Wheat is the oldest and cheapest source of human food, with some evidence dating back to its production 20,000 or 30,000 years ago. Political upheavals and wars have been triggered throughout history by shortages of wheat, for example, the flour wars in France in the 1770s, the French Revolution, the flour riots in the United States in the 1800s, the Bread Riots in Egypt and the Arab Spring. Agricultural supply threats for grain and cotton have even affected our own American Civil War.

Most of the strong rise in grains faded or reversed entirely on Friday afternoon. The week’s massive volatility in beans, for example, saw the price explode to over $17.65 a bushel but fell almost two dollars by the end of the week. On Friday afternoon, May wheat was $8.60, May beans $1,585, May corn $6.58.

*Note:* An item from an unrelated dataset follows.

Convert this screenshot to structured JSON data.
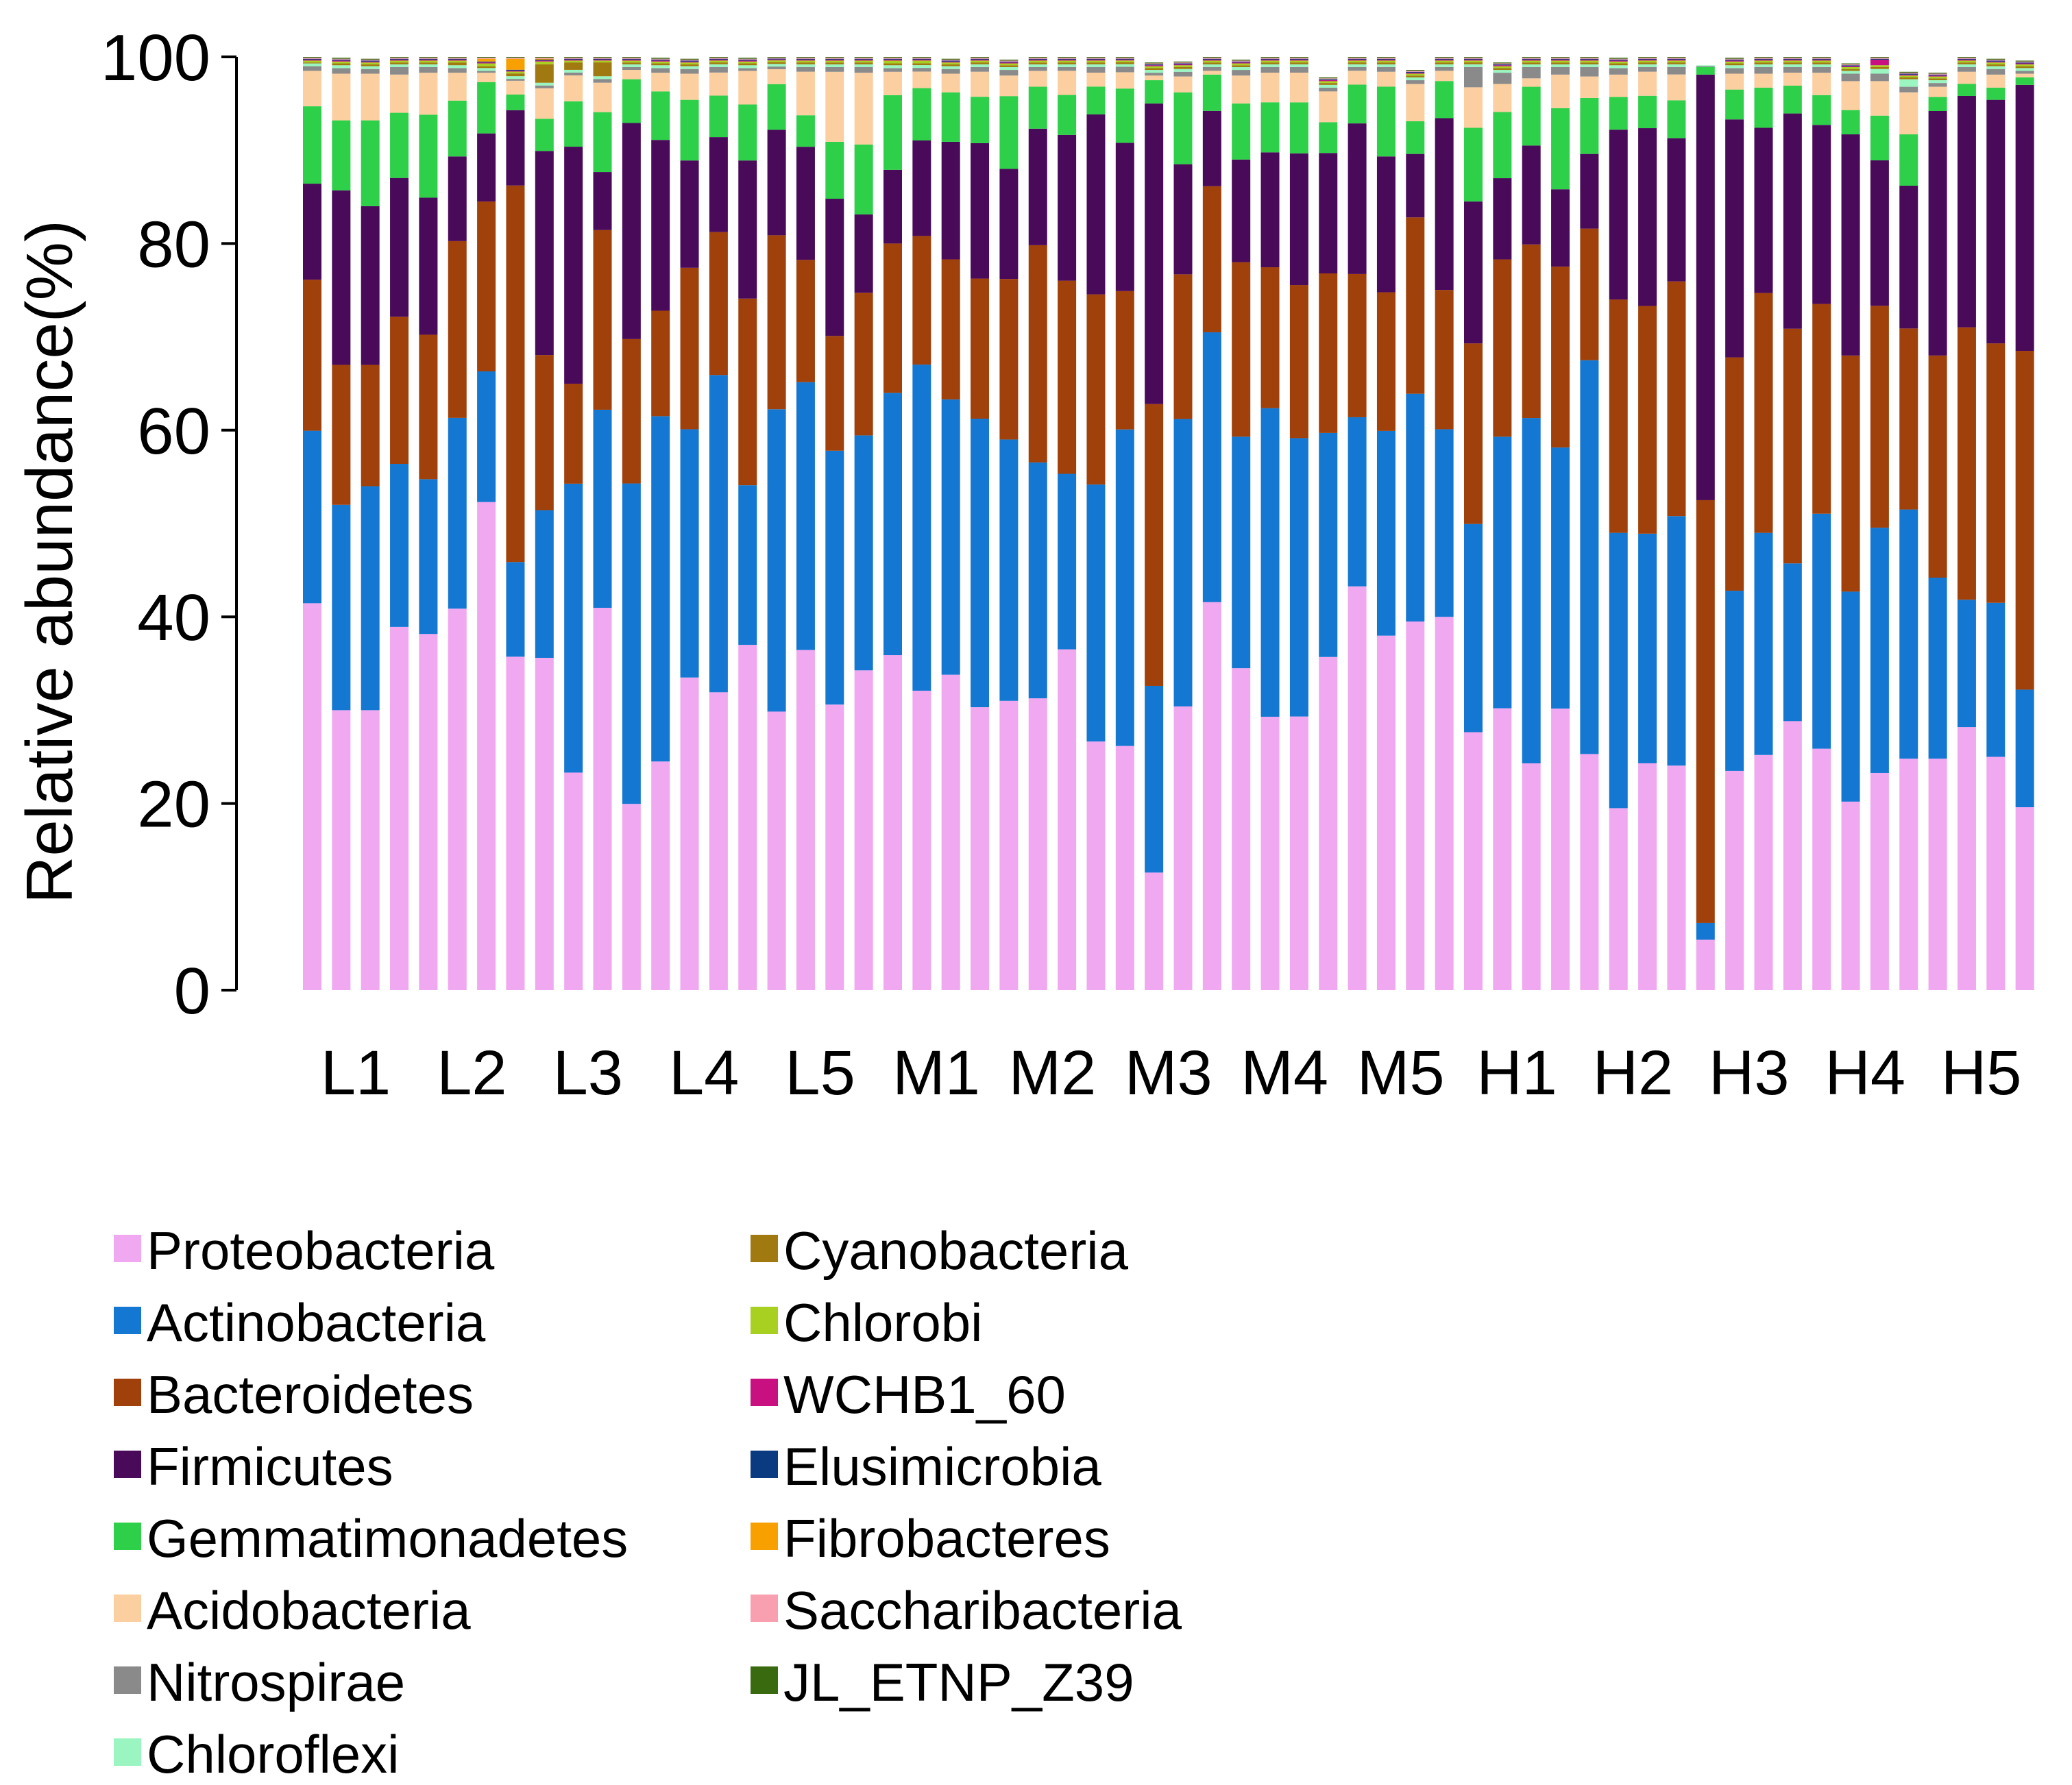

Crude blows over $100, then falls out of bed

Wars, such as Desert Storm, were also fought over oil supplies, and the United States was often involved. Russia’s invasion of Ukraine could affect our energy prices here. Sanctions against Russia, including Germany’s halt to approval of the Nord Stream gas pipeline, are a huge factor in energy supplies to much of Europe.

Crude oil rose to $100.54 a barrel on Thursday, but crashed to $90.00 just before Friday’s close. Natural Gas, Gasoline, Diesel, Gold, Silver all saw spikes higher on Thursday and steep declines on Friday. April crude oil traded at $91.15 a barrel near Friday’s close while natural gas for May delivery fetched $4.48 per million BTU and April gasoline 2.87 $ per gallon. April gold was trading around $1,890 an ounce, while May silver was trading at $24.10.